The specialized vocabulary and nuanced concepts of the telecommunications industry pose persistent challenges for standard Natural Language Processing (NLP) models. Generic embedding models often struggle to represent telecom-specific semantics, limiting their utility in retrieval and downstream tasks. We present T-VEC (Telecom Vectorization Model), a domain-adapted embedding model fine-tuned from the gte-Qwen2-1.5B-instruct backbone using a triplet loss objective.
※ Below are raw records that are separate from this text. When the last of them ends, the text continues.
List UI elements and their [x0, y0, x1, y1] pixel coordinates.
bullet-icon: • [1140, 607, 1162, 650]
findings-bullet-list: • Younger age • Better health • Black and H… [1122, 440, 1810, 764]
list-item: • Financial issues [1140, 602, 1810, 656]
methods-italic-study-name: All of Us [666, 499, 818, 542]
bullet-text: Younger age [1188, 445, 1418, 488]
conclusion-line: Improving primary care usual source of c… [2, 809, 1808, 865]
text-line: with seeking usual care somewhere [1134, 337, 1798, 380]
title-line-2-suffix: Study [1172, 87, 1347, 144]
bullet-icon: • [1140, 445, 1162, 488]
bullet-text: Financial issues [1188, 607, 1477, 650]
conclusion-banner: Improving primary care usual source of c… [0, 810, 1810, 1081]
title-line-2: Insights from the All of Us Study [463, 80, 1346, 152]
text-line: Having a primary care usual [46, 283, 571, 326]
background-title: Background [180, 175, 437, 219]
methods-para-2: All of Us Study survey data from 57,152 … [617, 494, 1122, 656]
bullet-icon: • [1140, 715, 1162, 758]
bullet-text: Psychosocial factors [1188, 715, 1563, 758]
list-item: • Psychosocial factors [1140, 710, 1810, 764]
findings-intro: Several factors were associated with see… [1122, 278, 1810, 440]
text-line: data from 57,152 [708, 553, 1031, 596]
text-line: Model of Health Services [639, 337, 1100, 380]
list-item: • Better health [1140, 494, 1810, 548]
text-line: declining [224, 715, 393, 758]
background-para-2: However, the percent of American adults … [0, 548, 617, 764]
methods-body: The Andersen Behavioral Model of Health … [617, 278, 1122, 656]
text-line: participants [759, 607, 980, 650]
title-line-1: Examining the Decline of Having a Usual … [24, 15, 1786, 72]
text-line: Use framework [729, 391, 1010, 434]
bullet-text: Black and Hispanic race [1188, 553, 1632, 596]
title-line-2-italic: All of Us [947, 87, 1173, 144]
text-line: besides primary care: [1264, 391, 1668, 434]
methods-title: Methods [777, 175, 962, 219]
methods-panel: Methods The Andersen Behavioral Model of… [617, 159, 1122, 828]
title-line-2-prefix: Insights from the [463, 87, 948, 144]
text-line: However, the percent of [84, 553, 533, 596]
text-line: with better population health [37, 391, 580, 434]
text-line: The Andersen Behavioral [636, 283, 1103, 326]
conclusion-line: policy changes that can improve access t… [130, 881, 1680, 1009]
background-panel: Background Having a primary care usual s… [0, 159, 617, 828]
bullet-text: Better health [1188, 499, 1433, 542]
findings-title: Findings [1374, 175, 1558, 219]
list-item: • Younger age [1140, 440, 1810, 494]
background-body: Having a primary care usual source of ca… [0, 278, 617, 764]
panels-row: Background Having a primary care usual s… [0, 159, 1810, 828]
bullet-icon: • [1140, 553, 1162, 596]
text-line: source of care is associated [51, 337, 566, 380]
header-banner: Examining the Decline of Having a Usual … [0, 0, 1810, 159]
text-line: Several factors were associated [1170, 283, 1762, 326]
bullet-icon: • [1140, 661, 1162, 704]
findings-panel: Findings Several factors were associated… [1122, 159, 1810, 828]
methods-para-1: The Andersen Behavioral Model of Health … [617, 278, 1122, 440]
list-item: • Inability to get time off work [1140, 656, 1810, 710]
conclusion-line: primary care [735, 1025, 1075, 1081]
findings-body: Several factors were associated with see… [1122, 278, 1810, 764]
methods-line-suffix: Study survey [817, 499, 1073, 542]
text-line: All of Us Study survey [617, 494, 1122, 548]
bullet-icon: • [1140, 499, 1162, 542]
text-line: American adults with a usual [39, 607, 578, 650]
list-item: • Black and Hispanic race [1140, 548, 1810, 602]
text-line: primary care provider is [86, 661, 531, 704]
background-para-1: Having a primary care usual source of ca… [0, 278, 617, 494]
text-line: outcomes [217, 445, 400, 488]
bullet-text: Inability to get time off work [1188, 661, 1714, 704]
Fine-tuning was performed on T-Embed, a high-quality, large-scale dataset covering diverse telecom concepts, standards, and operational scenarios. Although T-Embed contains some proprietary material and cannot be fully released, we open source 75% of the dataset to support continued research in domain-specific representation learning. On a custom benchmark comprising 1500 query-passage pairs from IETF RFCs and vendor manuals, T-VEC surpasses MPNet, BGE, Jina and E5, demonstrating superior domain grounding and semantic precision in telecom-specific retrieval. Embedding visualizations further showcase tight clustering of telecom-relevant concepts. We release T-VEC and its tokenizer to support semantically faithful NLP applications within the telecom domain.